The details of the conversation, or that John went back to talk to Martin for the job were made up for the film, but the gist here is true. By that what I mean is Martin Hansen is a real person, and he was John’s rival at Princeton. And John did get a job back at Princeton after returning to the United States.
Probably one of the biggest differences between the movie and reality here is the timeline. John’s mental illness began to show in 1959, but it really took hold in the early 1960s. It wasn’t until 1970 that his condition started to improve. He was ready to go back to work in the 1980s.
So, according to John’s later recollection, there was a period of about 25 years where he suffered from “partially deluded thinking.”
According to the movie, when he’s back at Princeton, he still sees the same three people: Charles, Parcher, and Charles’s niece, Marcee, who’s played by Vivien Cardone. But John is starting to learn how to ignore these characters. And that’s helping.
We already learned these three characters weren’t a part of the real story, but we also learned John did hear voices. And so the gist in the movie is similar to what happened—John started to ignore the voices he heard.
There’s a great series of interviews that John did with PBS; I’d highly recommend checking them out, and I’ll make sure to put a link in the show notes. In these interviews, John explained that he started hearing voices in the summer of 1964. He equated the voices as being similar to a dream, where you’re not expected to be rational. He said he found a lot of the voices to be in political terms, so he was then able to combat the voices by convincing himself he didn’t want to listen to a political argument.
The movie ends with a moving acceptance speech of John’s Nobel prize. This comes shortly after the committee sends a representative to Princeton to determine John’s stability.

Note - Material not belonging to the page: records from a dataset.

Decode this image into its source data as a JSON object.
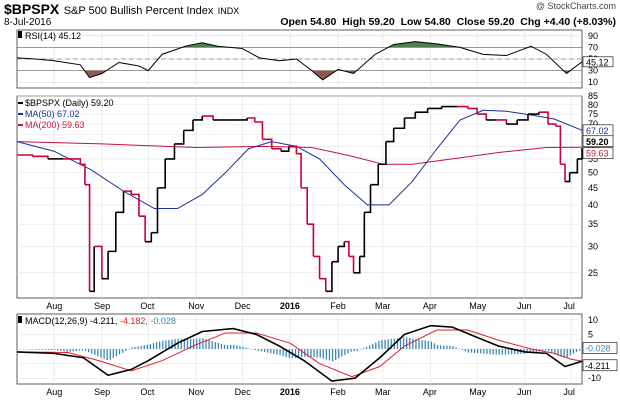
{
  "header": {
    "symbol": "$BPSPX",
    "name": "S&P 500 Bullish Percent Index",
    "exchange": "INDX",
    "date": "8-Jul-2016",
    "open_label": "Open",
    "open": "54.80",
    "high_label": "High",
    "high": "59.20",
    "low_label": "Low",
    "low": "54.80",
    "close_label": "Close",
    "close": "59.20",
    "chg_label": "Chg",
    "chg": "+4.40 (+8.03%)",
    "watermark": "@ StockCharts.com"
  },
  "colors": {
    "price_up": "#000000",
    "price_down": "#c8003c",
    "ma50": "#1f2f9a",
    "ma200": "#c8143c",
    "rsi_line": "#000000",
    "rsi_overbought_fill": "#4f7f4f",
    "rsi_oversold_fill": "#8b5a4a",
    "macd_line": "#000000",
    "signal_line": "#e0202a",
    "histogram": "#3a88b8"
  },
  "rsi_panel": {
    "legend": "RSI(14) 45.12",
    "badge": "45.12",
    "ticks": [
      "90",
      "70",
      "50",
      "30",
      "10"
    ]
  },
  "price_panel": {
    "legend_main": "$BPSPX (Daily) 59.20",
    "legend_ma50": "MA(50) 67.02",
    "legend_ma200": "MA(200) 59.63",
    "badge_close": "59.20",
    "badge_ma50": "67.02",
    "badge_ma200": "59.63",
    "ticks": [
      "85",
      "80",
      "75",
      "70",
      "65",
      "60",
      "55",
      "50",
      "45",
      "40",
      "35",
      "30",
      "25"
    ]
  },
  "macd_panel": {
    "legend_prefix": "MACD(12,26,9)",
    "legend_macd": "-4.211",
    "legend_signal": "-4.182",
    "legend_hist": "-0.028",
    "badge_hist": "-0.028",
    "badge_macd": "-4.211",
    "ticks": [
      "10",
      "5",
      "0",
      "-5",
      "-10"
    ]
  },
  "x_axis": {
    "months": [
      "Aug",
      "Sep",
      "Oct",
      "Nov",
      "Dec",
      "2016",
      "Feb",
      "Mar",
      "Apr",
      "May",
      "Jun",
      "Jul"
    ]
  },
  "chart_data": {
    "type": "line",
    "title": "$BPSPX S&P 500 Bullish Percent Index",
    "x_range": [
      "2015-07-08",
      "2016-07-08"
    ],
    "price": {
      "name": "$BPSPX (Daily)",
      "scale": "log",
      "ylim": [
        21,
        85
      ],
      "points": [
        [
          "2015-07-08",
          56.5
        ],
        [
          "2015-07-18",
          56
        ],
        [
          "2015-07-28",
          55
        ],
        [
          "2015-08-07",
          55
        ],
        [
          "2015-08-18",
          53
        ],
        [
          "2015-08-21",
          46
        ],
        [
          "2015-08-24",
          22
        ],
        [
          "2015-08-27",
          30
        ],
        [
          "2015-09-01",
          24
        ],
        [
          "2015-09-05",
          29
        ],
        [
          "2015-09-10",
          38
        ],
        [
          "2015-09-15",
          44
        ],
        [
          "2015-09-20",
          43
        ],
        [
          "2015-09-25",
          37
        ],
        [
          "2015-09-29",
          31
        ],
        [
          "2015-10-03",
          33
        ],
        [
          "2015-10-07",
          45
        ],
        [
          "2015-10-12",
          55
        ],
        [
          "2015-10-18",
          61
        ],
        [
          "2015-10-24",
          67
        ],
        [
          "2015-10-30",
          72
        ],
        [
          "2015-11-05",
          74
        ],
        [
          "2015-11-12",
          72
        ],
        [
          "2015-11-20",
          72
        ],
        [
          "2015-11-28",
          72
        ],
        [
          "2015-12-04",
          73
        ],
        [
          "2015-12-09",
          71
        ],
        [
          "2015-12-14",
          63
        ],
        [
          "2015-12-20",
          59
        ],
        [
          "2015-12-26",
          58
        ],
        [
          "2015-12-31",
          60
        ],
        [
          "2016-01-05",
          57
        ],
        [
          "2016-01-08",
          45
        ],
        [
          "2016-01-12",
          35
        ],
        [
          "2016-01-16",
          28
        ],
        [
          "2016-01-20",
          24
        ],
        [
          "2016-01-24",
          22
        ],
        [
          "2016-01-28",
          27
        ],
        [
          "2016-02-01",
          30
        ],
        [
          "2016-02-05",
          31
        ],
        [
          "2016-02-08",
          28
        ],
        [
          "2016-02-11",
          25
        ],
        [
          "2016-02-15",
          28
        ],
        [
          "2016-02-18",
          38
        ],
        [
          "2016-02-22",
          46
        ],
        [
          "2016-02-27",
          53
        ],
        [
          "2016-03-03",
          62
        ],
        [
          "2016-03-08",
          68
        ],
        [
          "2016-03-15",
          73
        ],
        [
          "2016-03-22",
          76
        ],
        [
          "2016-03-30",
          78
        ],
        [
          "2016-04-08",
          79
        ],
        [
          "2016-04-18",
          79
        ],
        [
          "2016-04-25",
          78
        ],
        [
          "2016-05-01",
          75
        ],
        [
          "2016-05-07",
          72
        ],
        [
          "2016-05-13",
          72
        ],
        [
          "2016-05-20",
          70
        ],
        [
          "2016-05-27",
          72
        ],
        [
          "2016-06-03",
          75
        ],
        [
          "2016-06-10",
          76
        ],
        [
          "2016-06-16",
          70
        ],
        [
          "2016-06-21",
          69
        ],
        [
          "2016-06-24",
          53
        ],
        [
          "2016-06-27",
          47
        ],
        [
          "2016-06-30",
          50
        ],
        [
          "2016-07-05",
          55
        ],
        [
          "2016-07-08",
          59.2
        ]
      ]
    },
    "ma50": {
      "name": "MA(50)",
      "points": [
        [
          "2015-07-08",
          62
        ],
        [
          "2015-08-01",
          58
        ],
        [
          "2015-08-25",
          51
        ],
        [
          "2015-09-15",
          44
        ],
        [
          "2015-10-05",
          39
        ],
        [
          "2015-10-20",
          39
        ],
        [
          "2015-11-05",
          43
        ],
        [
          "2015-11-20",
          50
        ],
        [
          "2015-12-05",
          59
        ],
        [
          "2015-12-20",
          62
        ],
        [
          "2016-01-05",
          60
        ],
        [
          "2016-01-20",
          55
        ],
        [
          "2016-02-05",
          46
        ],
        [
          "2016-02-20",
          40
        ],
        [
          "2016-03-05",
          40
        ],
        [
          "2016-03-20",
          47
        ],
        [
          "2016-04-05",
          59
        ],
        [
          "2016-04-20",
          72
        ],
        [
          "2016-05-05",
          77
        ],
        [
          "2016-05-20",
          76.5
        ],
        [
          "2016-06-05",
          74.5
        ],
        [
          "2016-06-20",
          72.5
        ],
        [
          "2016-07-08",
          67.02
        ]
      ]
    },
    "ma200": {
      "name": "MA(200)",
      "points": [
        [
          "2015-07-08",
          62
        ],
        [
          "2015-09-01",
          61
        ],
        [
          "2015-11-01",
          59.5
        ],
        [
          "2015-12-15",
          60
        ],
        [
          "2016-01-15",
          59.5
        ],
        [
          "2016-02-10",
          56
        ],
        [
          "2016-03-01",
          53
        ],
        [
          "2016-03-20",
          53
        ],
        [
          "2016-04-15",
          55
        ],
        [
          "2016-05-15",
          57.5
        ],
        [
          "2016-06-15",
          59.5
        ],
        [
          "2016-07-08",
          59.63
        ]
      ]
    },
    "rsi": {
      "name": "RSI(14)",
      "ylim": [
        0,
        100
      ],
      "levels": [
        70,
        50,
        30
      ],
      "points": [
        [
          "2015-07-08",
          52
        ],
        [
          "2015-07-20",
          50
        ],
        [
          "2015-08-01",
          47
        ],
        [
          "2015-08-18",
          40
        ],
        [
          "2015-08-24",
          18
        ],
        [
          "2015-09-01",
          25
        ],
        [
          "2015-09-12",
          44
        ],
        [
          "2015-09-25",
          38
        ],
        [
          "2015-10-01",
          30
        ],
        [
          "2015-10-10",
          58
        ],
        [
          "2015-10-25",
          72
        ],
        [
          "2015-11-05",
          78
        ],
        [
          "2015-11-15",
          72
        ],
        [
          "2015-12-01",
          68
        ],
        [
          "2015-12-12",
          52
        ],
        [
          "2015-12-25",
          47
        ],
        [
          "2016-01-05",
          50
        ],
        [
          "2016-01-15",
          30
        ],
        [
          "2016-01-22",
          14
        ],
        [
          "2016-02-01",
          32
        ],
        [
          "2016-02-11",
          25
        ],
        [
          "2016-02-25",
          58
        ],
        [
          "2016-03-08",
          75
        ],
        [
          "2016-03-22",
          80
        ],
        [
          "2016-04-05",
          76
        ],
        [
          "2016-04-20",
          70
        ],
        [
          "2016-05-05",
          58
        ],
        [
          "2016-05-20",
          56
        ],
        [
          "2016-06-05",
          72
        ],
        [
          "2016-06-15",
          58
        ],
        [
          "2016-06-24",
          35
        ],
        [
          "2016-06-28",
          25
        ],
        [
          "2016-07-08",
          45.12
        ]
      ]
    },
    "macd": {
      "name": "MACD(12,26,9)",
      "ylim": [
        -12,
        12
      ],
      "macd_points": [
        [
          "2015-07-08",
          -1
        ],
        [
          "2015-08-01",
          -1.5
        ],
        [
          "2015-08-20",
          -3
        ],
        [
          "2015-09-05",
          -9
        ],
        [
          "2015-09-20",
          -7
        ],
        [
          "2015-10-01",
          -4
        ],
        [
          "2015-10-20",
          2
        ],
        [
          "2015-11-05",
          6
        ],
        [
          "2015-11-25",
          7
        ],
        [
          "2015-12-10",
          5
        ],
        [
          "2015-12-25",
          1
        ],
        [
          "2016-01-10",
          -4
        ],
        [
          "2016-01-28",
          -11
        ],
        [
          "2016-02-12",
          -10
        ],
        [
          "2016-02-28",
          -3
        ],
        [
          "2016-03-15",
          5
        ],
        [
          "2016-04-01",
          8
        ],
        [
          "2016-04-15",
          7.5
        ],
        [
          "2016-05-01",
          4
        ],
        [
          "2016-05-15",
          1
        ],
        [
          "2016-06-01",
          -1
        ],
        [
          "2016-06-15",
          -1.5
        ],
        [
          "2016-06-27",
          -6
        ],
        [
          "2016-07-08",
          -4.211
        ]
      ],
      "signal_points": [
        [
          "2015-07-08",
          -1
        ],
        [
          "2015-08-10",
          -1.2
        ],
        [
          "2015-08-30",
          -4
        ],
        [
          "2015-09-20",
          -7.5
        ],
        [
          "2015-10-10",
          -4
        ],
        [
          "2015-10-30",
          1
        ],
        [
          "2015-11-20",
          5.5
        ],
        [
          "2015-12-10",
          5.5
        ],
        [
          "2016-01-01",
          2
        ],
        [
          "2016-01-20",
          -5
        ],
        [
          "2016-02-10",
          -9.5
        ],
        [
          "2016-02-28",
          -6
        ],
        [
          "2016-03-15",
          1
        ],
        [
          "2016-04-05",
          6.5
        ],
        [
          "2016-04-25",
          6.5
        ],
        [
          "2016-05-15",
          3
        ],
        [
          "2016-06-05",
          0
        ],
        [
          "2016-06-20",
          -1.5
        ],
        [
          "2016-07-01",
          -3.5
        ],
        [
          "2016-07-08",
          -4.182
        ]
      ],
      "hist_last": -0.028
    }
  }
}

In the speech, John commends Alicia for her support in such a way that leaves no dry eyes.
While it’s true that John did win a Nobel Prize in 1994, he did not give a speech. Although the Nobel committee did send Professor Jörgen Weibull, a faculty member at the Stockholm School of Economics to Princeton to determine John’s credibility. That scene where Russell Crowe’s version of John Nash is hesitant to enter the faculty lounge with Jörgen? That happened, and later, Jörgen would say that hesitation to enter the lounge was part of the reason why he recommended John receive the Nobel prize. According to Jörgen, it showed an insecurity and obscurity from John that Jörgen he felt needed to be corrected.
Oh, and that tradition with the faculty laying pens down on the table in front of John? That’s not a real thing, either.
However, John didn’t give a speech. And since John and Alicia were divorced in 1994, he wouldn’t have commended her in the way he did in the movie. According to John’s unofficial biography by Sylvia Nasar, he did give a short speech at a small party in Princeton. I’d really recommend picking up her book, also called A Beautiful Mind, to learn more about this speech and really to dig into the real details of John’s life.
In the end, there’s a couple lines of text on screen that explain John’s theories have influenced global trade negotiations and much more. This is very true. The Nash equilibrium and John’s other works have been a major influence around the world.
The final text in the movie says that John and Alicia Nash live in Princeton. According to the movie, he still walks to campus every day.
This is not true, but it was true when the movie was released in 2001. In fact, it was the same year the movie was released that John and Alicia remarried. Together, the couple did some tremendous work in support of mental illness.
In 2015, John and Alicia traveled to Norway where John was awarded an Abel Prize, an award modeled after the Nobel Prize for outstanding scientific work in mathematics. The ceremony was on May 19th, 2015.
On May 23rd, John and Alicia returned home from Norway. On their trip home from the airport, their taxi driver lost control and the car hit the guard rail. Both John and Alicia were killed immediately when they were ejected from the car. John was 86, and Alicia was 82.